The Nation has established that World Bank representatives, who made a presentation during yesterday’s meeting at the council’s headquarters at Delta House, Nairobi, sought assurances from the governors that the funds would be spent prudently.
The bank representatives, however, gave preconditions that would facilitate the release of the funds: First, the county bosses are expected to ensure all their programmes aimed at urban infrastructure development are properly planned and budgeted for in line with the County Allocation of Revenue Act.
Second, the funds must be transferred from the County Revenue Funds in line with work plans and on a timely basis, and third, that the funds be accounted for transparently in line with the agreed conditions.

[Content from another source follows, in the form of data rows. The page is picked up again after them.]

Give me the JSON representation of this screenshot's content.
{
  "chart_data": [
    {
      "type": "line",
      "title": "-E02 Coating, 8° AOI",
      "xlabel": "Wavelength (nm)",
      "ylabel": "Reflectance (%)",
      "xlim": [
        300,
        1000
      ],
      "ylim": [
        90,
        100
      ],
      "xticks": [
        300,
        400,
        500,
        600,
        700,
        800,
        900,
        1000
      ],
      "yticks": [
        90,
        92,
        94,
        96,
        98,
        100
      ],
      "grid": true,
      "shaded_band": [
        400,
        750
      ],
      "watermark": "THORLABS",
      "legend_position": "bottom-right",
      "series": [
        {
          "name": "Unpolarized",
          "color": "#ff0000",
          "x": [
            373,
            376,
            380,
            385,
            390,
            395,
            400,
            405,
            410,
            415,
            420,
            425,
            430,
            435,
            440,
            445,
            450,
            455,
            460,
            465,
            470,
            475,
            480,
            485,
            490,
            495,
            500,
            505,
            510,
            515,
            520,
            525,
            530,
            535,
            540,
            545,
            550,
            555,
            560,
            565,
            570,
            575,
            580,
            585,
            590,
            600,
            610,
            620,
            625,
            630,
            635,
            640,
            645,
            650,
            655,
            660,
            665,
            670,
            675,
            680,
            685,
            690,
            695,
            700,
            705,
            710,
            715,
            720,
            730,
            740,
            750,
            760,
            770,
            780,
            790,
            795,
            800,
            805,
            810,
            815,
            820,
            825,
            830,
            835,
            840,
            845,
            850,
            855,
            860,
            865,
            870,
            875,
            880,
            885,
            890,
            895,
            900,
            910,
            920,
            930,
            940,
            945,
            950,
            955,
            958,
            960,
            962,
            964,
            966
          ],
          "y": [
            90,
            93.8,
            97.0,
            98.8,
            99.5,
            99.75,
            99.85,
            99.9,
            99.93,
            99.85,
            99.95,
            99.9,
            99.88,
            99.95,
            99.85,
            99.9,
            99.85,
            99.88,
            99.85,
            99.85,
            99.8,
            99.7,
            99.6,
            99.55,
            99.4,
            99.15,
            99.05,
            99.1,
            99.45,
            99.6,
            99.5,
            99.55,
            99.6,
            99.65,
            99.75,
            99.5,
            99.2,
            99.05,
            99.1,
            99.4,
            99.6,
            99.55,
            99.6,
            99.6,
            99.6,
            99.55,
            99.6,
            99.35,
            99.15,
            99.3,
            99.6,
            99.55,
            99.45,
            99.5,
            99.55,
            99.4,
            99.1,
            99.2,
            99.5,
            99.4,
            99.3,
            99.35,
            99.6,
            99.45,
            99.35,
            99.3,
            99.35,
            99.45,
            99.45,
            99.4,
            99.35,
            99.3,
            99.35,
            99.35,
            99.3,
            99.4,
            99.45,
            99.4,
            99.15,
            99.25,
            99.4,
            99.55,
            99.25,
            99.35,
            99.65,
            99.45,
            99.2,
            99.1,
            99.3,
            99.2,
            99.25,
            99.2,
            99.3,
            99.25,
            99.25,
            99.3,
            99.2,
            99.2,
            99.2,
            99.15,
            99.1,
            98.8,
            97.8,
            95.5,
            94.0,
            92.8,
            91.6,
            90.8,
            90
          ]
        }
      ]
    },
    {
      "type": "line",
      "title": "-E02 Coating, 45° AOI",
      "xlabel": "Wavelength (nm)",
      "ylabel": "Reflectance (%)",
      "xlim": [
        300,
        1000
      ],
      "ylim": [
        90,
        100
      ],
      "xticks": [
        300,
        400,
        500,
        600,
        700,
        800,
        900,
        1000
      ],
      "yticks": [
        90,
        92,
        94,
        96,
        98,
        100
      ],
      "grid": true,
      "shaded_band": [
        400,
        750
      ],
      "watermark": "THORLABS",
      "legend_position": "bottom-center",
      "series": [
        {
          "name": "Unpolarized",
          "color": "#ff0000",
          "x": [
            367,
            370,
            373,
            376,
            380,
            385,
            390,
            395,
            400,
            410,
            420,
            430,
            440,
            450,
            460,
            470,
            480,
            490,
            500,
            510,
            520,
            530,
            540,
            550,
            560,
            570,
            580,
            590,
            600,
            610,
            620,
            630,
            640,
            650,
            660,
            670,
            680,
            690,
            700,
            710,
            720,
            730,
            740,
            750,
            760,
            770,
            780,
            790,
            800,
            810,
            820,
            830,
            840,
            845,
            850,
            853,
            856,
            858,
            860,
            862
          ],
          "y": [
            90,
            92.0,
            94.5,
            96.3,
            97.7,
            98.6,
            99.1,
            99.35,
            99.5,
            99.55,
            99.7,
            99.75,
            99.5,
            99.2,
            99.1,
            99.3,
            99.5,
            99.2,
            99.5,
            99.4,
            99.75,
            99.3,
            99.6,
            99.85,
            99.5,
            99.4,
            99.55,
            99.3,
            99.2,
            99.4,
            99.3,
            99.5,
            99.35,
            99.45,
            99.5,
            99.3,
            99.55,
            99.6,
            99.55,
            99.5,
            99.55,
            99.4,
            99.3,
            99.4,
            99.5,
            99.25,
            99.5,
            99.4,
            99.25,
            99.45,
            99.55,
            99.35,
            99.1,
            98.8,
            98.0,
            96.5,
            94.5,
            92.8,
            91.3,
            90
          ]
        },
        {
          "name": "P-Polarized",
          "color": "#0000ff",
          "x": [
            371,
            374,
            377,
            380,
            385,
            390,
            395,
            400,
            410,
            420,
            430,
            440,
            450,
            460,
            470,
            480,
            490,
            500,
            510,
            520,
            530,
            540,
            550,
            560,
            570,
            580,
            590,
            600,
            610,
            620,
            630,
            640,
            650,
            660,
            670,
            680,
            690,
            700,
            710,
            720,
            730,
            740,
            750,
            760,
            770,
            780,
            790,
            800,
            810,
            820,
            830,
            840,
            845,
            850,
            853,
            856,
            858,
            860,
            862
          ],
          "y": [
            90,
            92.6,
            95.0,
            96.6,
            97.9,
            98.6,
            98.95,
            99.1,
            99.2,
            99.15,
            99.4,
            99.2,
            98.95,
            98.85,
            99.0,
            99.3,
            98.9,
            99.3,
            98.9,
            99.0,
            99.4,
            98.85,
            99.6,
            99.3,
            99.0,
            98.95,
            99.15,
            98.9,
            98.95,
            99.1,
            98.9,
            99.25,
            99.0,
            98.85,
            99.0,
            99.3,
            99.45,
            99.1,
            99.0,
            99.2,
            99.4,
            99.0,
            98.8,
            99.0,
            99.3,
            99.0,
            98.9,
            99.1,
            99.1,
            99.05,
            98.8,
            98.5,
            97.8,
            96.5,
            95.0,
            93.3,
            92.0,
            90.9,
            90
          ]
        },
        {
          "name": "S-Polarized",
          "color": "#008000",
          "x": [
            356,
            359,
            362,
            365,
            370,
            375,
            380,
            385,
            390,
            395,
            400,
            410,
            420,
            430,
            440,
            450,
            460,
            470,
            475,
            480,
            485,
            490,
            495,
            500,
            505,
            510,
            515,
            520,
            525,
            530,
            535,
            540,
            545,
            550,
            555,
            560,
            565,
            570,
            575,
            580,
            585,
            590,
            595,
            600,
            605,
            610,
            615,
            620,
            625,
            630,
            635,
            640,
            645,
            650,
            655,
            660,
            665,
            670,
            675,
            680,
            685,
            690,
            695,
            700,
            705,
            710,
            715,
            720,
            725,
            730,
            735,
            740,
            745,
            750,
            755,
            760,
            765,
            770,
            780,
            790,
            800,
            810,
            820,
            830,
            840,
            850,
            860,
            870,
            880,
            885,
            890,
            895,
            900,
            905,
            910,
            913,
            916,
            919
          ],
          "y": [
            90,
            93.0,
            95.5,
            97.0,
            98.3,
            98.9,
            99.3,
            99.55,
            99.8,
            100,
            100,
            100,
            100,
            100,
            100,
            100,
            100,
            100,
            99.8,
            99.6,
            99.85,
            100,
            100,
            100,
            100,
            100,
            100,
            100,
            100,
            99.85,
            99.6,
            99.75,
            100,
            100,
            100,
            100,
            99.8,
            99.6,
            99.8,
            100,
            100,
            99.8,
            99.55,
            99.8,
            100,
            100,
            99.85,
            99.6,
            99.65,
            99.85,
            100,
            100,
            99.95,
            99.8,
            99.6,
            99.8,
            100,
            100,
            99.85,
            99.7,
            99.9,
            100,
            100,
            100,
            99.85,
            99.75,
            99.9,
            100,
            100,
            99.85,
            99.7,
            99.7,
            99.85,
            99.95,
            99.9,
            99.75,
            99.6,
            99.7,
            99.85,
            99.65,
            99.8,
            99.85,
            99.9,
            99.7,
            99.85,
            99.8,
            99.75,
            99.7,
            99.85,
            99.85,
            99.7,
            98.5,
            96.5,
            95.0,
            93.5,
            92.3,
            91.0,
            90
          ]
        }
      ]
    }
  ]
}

“This, the World Bank representatives told us, will smoothen the pathway for future programmes directly supporting the counties,” a source, who attended the meeting but sought anonymity as he is not the council’s spokesperson, told Nation.
The programme, Nation further learnt, has been divided into three phases, with the first costing Sh3.1 billion ($30.3 million) and set to benefit all the 47 counties.
The second and third phases, costing Sh2.28 billion ($22.2 million) and Sh25.4 billion ($247.5 million), would benefit at least 59 municipalities in 45 counties, excluding those in Nairobi and Mombasa.
“The eligible municipalities have been determined as follows; All the 45 county capitals as per the County Government Act and an additional 14 municipalities as per the Urban and Cities Act,” the source added.
On Thursday, the governors also set up a committee to be chaired by Mr Nanok to spearhead peace in the country.
Part of the committee’s mandate, Mr Nanok said, would be to reach out to both President Kenyatta and Nasa leader Raila Odinga to help cool down political temperatures in the country.